The board, pursuant to a court approved plan of arrangement, includes Chris Mahoney, director of agricultural products of Glencore; Ernest Mostert, financial manager of Glencore Grain; Robert Wardell and Larry Ruud, president and chief executive officer, One Earth Farms Corp.
Mahoney, Mostert and Wardell were newly appointed to the Viterra board of directors following the acquisition of Viterra. Ruud, a director of Viterra prior to the closing of the arrangement, was reappointed to this position following closing.
Consistent with Glencore's desire to support positive corporate governance measures, the board of directors of Viterra has formally appointed a standing special committee consisting of Larry Ruud and Robert Wardell (each of whom are independent directors of Viterra) which will, among other things, provide an independent review of material related party matters.
The Special Committee has recently considered certain reorganizational matters including the recently completed amalgamation of Glencore and Viterra under the Canada Business Corporations Act (CBCA), which occurred on Jan. 1, 2013.
One of the key consequences of the amalgamation was that Viterra is responsible for the obligations of Glencore including Glencore's obligations under its agreement with Agrium Inc. and Glencore's obligations under its agreement with Richardson International Limited.
These agreements generally provide, among other things, that Viterra is required to transfer certain assets to each of Agrium and Richardson in satisfaction of loans described in each of the agreements. Additional details of the Agrium agreement, the Richardson agreement, are included in Viterra's management information circular dated April 26, 2012 filed in connection with the arrangement and available on SEDAR at
www.sedar.com under Viterra's profile.
In addition, under an agreement entered into between Glencore and CF Industries Holdings, Inc. (CFI), Viterra's interests in Canadian Fertilizers Limited (CFL), consisting of 34% of CFL's outstanding preferred and common stock and a product purchase agreement, which were to be transferred to Agrium will instead be transferred to CFI.

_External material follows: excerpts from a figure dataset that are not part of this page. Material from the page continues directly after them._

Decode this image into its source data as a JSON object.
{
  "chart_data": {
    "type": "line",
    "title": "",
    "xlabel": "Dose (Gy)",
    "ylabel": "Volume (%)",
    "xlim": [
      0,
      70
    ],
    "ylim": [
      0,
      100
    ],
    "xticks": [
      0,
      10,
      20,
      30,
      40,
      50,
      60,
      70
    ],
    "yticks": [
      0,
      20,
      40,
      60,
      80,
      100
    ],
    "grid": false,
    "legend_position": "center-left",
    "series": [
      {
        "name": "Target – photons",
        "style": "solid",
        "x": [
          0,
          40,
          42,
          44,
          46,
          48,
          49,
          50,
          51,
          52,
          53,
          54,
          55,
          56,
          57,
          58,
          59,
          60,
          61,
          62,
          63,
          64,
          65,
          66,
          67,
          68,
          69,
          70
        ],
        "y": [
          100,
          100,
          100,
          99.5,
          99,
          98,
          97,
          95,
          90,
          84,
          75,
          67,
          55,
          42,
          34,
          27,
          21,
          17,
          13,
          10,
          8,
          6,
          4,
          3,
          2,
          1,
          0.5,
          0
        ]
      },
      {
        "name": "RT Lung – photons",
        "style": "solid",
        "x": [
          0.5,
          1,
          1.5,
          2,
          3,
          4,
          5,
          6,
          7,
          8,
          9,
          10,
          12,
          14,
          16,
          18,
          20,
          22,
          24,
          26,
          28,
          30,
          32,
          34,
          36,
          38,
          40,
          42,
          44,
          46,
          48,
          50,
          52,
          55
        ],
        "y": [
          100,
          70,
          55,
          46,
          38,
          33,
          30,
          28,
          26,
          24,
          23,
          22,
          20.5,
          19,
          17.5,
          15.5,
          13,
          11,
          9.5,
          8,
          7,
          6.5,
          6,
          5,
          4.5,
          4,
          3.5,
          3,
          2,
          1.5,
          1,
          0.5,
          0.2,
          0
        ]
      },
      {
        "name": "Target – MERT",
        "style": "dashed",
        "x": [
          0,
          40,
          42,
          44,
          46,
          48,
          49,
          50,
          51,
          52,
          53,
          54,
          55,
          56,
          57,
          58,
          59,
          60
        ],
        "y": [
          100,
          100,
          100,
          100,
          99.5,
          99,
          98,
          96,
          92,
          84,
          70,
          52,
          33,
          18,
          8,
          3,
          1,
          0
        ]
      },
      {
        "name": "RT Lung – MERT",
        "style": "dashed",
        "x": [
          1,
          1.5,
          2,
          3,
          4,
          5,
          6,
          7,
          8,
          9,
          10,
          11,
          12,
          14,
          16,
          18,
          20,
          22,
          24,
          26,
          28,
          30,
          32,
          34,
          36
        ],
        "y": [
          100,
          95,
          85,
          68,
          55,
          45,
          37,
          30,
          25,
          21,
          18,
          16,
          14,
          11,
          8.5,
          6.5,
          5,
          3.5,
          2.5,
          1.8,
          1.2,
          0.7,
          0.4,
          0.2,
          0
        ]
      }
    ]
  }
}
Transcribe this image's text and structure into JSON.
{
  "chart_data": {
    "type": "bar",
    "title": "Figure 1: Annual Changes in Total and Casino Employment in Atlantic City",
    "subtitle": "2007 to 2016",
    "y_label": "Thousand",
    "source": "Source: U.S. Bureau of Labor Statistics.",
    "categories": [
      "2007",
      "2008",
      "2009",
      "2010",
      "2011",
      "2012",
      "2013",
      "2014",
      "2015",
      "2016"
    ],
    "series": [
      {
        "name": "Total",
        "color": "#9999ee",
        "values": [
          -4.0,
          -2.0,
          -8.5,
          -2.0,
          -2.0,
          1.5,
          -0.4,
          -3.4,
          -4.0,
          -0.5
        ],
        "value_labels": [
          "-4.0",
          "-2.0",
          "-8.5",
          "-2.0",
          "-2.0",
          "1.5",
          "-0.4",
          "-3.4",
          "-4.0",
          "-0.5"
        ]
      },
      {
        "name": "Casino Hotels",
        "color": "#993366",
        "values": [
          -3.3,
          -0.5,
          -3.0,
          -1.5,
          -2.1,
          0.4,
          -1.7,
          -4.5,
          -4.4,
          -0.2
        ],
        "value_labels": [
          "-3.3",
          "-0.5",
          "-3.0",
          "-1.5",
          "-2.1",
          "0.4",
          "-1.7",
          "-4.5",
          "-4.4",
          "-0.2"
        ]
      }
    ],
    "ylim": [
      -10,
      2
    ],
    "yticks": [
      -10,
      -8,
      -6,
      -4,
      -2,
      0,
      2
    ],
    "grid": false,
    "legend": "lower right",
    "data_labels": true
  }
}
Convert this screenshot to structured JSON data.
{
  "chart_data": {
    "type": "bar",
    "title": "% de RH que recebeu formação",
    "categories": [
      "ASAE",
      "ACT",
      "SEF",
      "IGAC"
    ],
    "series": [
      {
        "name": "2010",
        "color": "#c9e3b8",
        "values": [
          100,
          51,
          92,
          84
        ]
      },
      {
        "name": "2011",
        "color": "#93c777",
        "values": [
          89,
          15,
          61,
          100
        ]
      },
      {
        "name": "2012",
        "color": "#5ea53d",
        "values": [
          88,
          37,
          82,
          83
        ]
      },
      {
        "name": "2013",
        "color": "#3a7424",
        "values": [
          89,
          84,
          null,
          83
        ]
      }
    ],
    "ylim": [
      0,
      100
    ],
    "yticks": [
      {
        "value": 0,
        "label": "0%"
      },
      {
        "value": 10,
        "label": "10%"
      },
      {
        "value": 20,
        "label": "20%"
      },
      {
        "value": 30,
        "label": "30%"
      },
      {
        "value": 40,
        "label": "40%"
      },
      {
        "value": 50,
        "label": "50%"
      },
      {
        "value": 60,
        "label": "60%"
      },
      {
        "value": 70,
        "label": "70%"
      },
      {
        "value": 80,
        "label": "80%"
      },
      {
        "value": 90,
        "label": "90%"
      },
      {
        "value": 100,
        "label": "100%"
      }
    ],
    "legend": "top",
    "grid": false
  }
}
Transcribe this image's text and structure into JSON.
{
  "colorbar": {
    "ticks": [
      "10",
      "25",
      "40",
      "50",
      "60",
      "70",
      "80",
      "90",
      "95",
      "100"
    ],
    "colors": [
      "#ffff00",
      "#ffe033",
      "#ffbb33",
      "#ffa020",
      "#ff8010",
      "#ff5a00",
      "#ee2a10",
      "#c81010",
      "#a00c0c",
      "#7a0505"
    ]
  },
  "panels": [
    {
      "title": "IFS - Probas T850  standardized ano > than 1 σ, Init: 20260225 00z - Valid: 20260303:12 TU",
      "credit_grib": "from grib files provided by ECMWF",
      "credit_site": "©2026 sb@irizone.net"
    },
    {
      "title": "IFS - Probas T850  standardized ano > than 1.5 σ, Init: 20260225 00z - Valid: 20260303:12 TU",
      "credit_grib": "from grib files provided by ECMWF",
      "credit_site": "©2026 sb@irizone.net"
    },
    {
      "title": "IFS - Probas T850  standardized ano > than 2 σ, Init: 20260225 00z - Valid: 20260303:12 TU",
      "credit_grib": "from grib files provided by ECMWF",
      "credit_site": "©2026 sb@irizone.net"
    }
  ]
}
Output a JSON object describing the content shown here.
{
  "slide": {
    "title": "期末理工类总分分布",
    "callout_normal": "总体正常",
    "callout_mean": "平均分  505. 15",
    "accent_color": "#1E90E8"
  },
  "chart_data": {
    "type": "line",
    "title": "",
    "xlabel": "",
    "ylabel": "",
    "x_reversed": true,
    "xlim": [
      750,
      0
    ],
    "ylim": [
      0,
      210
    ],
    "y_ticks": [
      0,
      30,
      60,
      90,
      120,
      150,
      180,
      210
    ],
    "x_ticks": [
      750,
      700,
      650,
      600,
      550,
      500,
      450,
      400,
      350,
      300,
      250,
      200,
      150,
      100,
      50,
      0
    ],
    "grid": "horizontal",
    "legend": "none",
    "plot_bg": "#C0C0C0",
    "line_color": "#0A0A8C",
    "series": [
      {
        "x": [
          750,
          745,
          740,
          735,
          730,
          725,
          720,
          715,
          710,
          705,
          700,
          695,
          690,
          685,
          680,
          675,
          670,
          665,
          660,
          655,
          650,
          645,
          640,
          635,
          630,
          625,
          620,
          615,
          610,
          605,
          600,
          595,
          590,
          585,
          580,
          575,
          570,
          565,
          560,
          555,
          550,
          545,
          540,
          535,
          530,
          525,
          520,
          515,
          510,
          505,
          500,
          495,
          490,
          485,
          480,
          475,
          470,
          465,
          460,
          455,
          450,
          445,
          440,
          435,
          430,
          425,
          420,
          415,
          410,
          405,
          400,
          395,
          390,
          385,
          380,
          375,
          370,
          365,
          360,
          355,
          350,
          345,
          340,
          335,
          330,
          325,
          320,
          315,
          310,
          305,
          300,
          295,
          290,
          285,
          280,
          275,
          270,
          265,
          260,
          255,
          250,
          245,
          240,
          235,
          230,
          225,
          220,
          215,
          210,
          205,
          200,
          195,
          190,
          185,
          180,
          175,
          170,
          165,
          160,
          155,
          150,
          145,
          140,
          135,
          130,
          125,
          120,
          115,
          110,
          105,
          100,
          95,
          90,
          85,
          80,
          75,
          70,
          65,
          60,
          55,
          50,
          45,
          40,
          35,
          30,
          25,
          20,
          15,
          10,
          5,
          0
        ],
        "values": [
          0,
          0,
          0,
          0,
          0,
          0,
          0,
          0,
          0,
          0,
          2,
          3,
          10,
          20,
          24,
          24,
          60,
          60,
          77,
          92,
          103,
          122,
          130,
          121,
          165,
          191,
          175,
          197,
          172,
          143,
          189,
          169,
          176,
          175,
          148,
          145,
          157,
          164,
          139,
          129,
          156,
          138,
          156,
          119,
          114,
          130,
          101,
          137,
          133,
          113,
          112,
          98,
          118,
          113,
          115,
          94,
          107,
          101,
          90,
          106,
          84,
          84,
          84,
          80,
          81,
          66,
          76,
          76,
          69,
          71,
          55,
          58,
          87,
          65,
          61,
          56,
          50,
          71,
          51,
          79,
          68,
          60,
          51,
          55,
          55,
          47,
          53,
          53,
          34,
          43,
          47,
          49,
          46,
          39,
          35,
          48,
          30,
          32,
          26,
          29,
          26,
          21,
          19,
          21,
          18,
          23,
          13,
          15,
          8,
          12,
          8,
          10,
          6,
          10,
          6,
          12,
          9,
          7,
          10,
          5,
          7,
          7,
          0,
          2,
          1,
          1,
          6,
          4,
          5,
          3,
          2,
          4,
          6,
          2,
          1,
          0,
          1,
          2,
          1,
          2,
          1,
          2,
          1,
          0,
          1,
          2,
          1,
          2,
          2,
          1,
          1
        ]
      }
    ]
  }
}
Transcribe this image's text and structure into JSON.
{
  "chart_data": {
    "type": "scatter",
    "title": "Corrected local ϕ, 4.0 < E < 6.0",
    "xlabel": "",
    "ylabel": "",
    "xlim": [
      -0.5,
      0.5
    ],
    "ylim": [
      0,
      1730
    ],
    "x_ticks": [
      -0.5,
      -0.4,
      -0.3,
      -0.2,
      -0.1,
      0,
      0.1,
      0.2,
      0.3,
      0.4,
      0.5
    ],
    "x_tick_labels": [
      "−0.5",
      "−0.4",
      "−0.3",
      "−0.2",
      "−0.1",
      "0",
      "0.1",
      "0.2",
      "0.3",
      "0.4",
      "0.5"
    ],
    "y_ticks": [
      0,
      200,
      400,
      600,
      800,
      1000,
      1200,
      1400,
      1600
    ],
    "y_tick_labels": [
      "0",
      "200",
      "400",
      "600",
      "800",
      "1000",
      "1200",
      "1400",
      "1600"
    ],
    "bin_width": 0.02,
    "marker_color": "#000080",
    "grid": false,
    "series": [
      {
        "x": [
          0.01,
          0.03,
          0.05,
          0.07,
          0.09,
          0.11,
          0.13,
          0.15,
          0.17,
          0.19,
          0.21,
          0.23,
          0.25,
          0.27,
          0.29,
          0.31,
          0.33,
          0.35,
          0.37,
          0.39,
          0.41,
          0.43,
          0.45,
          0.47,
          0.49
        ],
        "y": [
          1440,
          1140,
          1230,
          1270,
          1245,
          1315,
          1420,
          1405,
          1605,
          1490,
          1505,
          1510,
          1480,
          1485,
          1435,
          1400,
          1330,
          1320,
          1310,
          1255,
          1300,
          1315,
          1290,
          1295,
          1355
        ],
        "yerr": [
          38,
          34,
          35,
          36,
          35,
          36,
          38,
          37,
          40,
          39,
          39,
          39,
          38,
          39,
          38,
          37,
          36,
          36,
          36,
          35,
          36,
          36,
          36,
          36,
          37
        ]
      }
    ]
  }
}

Copies of the Agrium agreement, the Richardson agreement and the CFI agreement will be made available on SEDAR under Viterra's profile.
The Special Committee determined, following receipt of an opinion from Paradigm Capital and legal advice from Fasken Martineau DuMoulin LLP, that certain reorganizational matters reviewed by the Special Committee pursuant to its mandate completed since the closing of the arrangement, including the amalgamation, are in the best interests of Viterra. The Special Committee has a continuing mandate and will, when applicable, provide further corporate updates to Viterra's stakeholders.